Unique, determined, proactive, generous
Long before becoming a successful news producer, traveling the world and molding dozens of journalists, Ana Clemencia Padilla (her maiden name) was a young girl from the middle classes who enjoyed interacting with the tourists that passed through the port town of Corinito, the most important port in Nicaragua during the era of cotton growing. That’s where she spent her early years, due to the work of her father, Jose Padilla Ramirez, who was at that time a well-known physician.
Born in Managua on September 24, 1958, she was the youngest of four children from the marriage of Dr. Jose Padilla and Rafaela Lopez de Padilla. Sometime later, the family moved to Corinto. She had a happy childhood, and “was a generous person,” recalls her sister Patricia Padilla.
Ana Patricia’s voice breaks when she remembers Ana. She pauses and later says: “[She was] my soul sister. We were best friends, we loved each other so much, we were close.”
When Ana and her brothers and sisters were teenagers, the family returned to Managua. She was about to graduate from high school when her school collapsed during the earthquake that destroyed Managua in 1972. She finished high school in an improvised classroom.
In the mid-seventies, the revolutionary movement against the dictatorship of Anastasio Somoza gained strength, and Ana’s parents decided to send her to the United States to avoid her getting involved. In that country she lived with different families, learned English, and later was able to study tourism.

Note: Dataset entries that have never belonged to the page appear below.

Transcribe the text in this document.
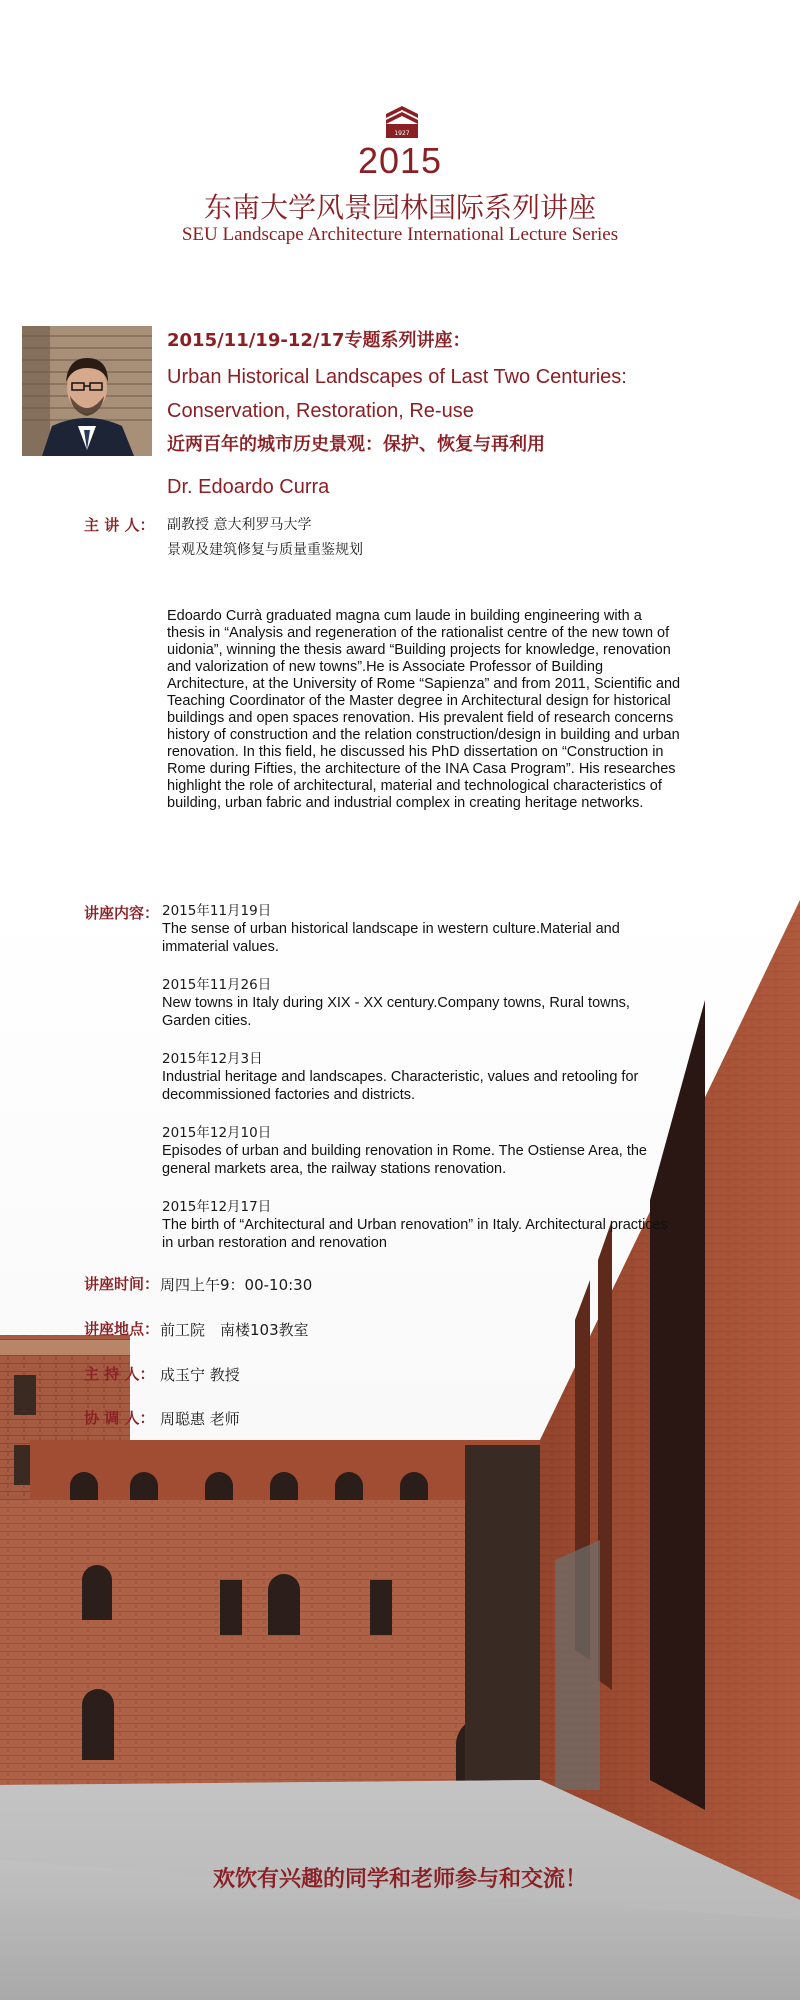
1927
2015
东南大学风景园林国际系列讲座
SEU Landscape Architecture International Lecture Series
2015/11/19-12/17专题系列讲座：
Urban Historical Landscapes of Last Two Centuries:
Conservation, Restoration, Re-use
近两百年的城市历史景观：保护、恢复与再利用
Dr. Edoardo Curra
主 讲 人： 副教授 意大利罗马大学
景观及建筑修复与质量重鉴规划
Edoardo Currà graduated magna cum laude in building engineering with a thesis in “Analysis and regeneration of the rationalist centre of the new town of uidonia”, winning the thesis award “Building projects for knowledge, renovation and valorization of new towns”.He is Associate Professor of Building Architecture, at the University of Rome “Sapienza” and from 2011, Scientific and Teaching Coordinator of the Master degree in Architectural design for historical buildings and open spaces renovation. His prevalent field of research concerns history of construction and the relation construction/design in building and urban renovation. In this field, he discussed his PhD dissertation on “Construction in Rome during Fifties, the architecture of the INA Casa Program”. His researches highlight the role of architectural, material and technological characteristics of building, urban fabric and industrial complex in creating heritage networks.
讲座内容： 2015年11月19日
The sense of urban historical landscape in western culture.Material and immaterial values.
2015年11月26日
New towns in Italy during XIX - XX century.Company towns, Rural towns, Garden cities.
2015年12月3日
Industrial heritage and landscapes. Characteristic, values and retooling for decommissioned factories and districts.
2015年12月10日
Episodes of urban and building renovation in Rome. The Ostiense Area, the general markets area, the railway stations renovation.
2015年12月17日
The birth of “Architectural and Urban renovation” in Italy. Architectural practices in urban restoration and renovation
讲座时间： 周四上午9：00-10:30
讲座地点： 前工院　南楼103教室
主 持 人： 成玉宁 教授
协 调 人： 周聪惠 老师
欢饮有兴趣的同学和老师参与和交流！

While Ana and Miguel were traveling the world and reporting on the most important events, they also had two children, Ana Carolina and Miguel. “We were a different kind of parents,” Miguel recalls, explaining that his children grew up amid wars and natural disasters, until the family finally decided to put down roots in the United States.
Optimistic until the end
On March 27, 2019, five months after she was diagnosed with leukemia, Ana Real passed away. She was 60. The illness surprised her during a vacation trip to Mexico, but she was convinced that she’d beat the cancer. However, her body couldn’t resist the bone marrow transplant, and she died from multiple organ failure.
Ana’s leukemia was “a scientific case study,” Miguel explains. Her type of leukemia is little known since her bone marrow was apparently clear of cancerous cells, but in some way or another they were producing the disease. That’s why she decided to submit to a bone marrow transplant that her body in the end couldn’t hold up under.
“Really, until minutes before her death, we were certain that everything was going to come out well,” recounts Miguel. The strength that Ana transmitted to her loved ones made them think that everything would be alright.
Her sister Patricia says: “Ana was so generous that she never told us the seriousness of her illness, although she knew it. She was battling, but I think that she didn’t want to have her loved ones close to her, because we would be suffering.”
Ana Real wasn’t very religious, but she was very spiritual. She lived her life to the limit and served others, determined as only she could be. Only the disease could put an end to the life of one of the most outstanding Nicaraguan journalists in the international media.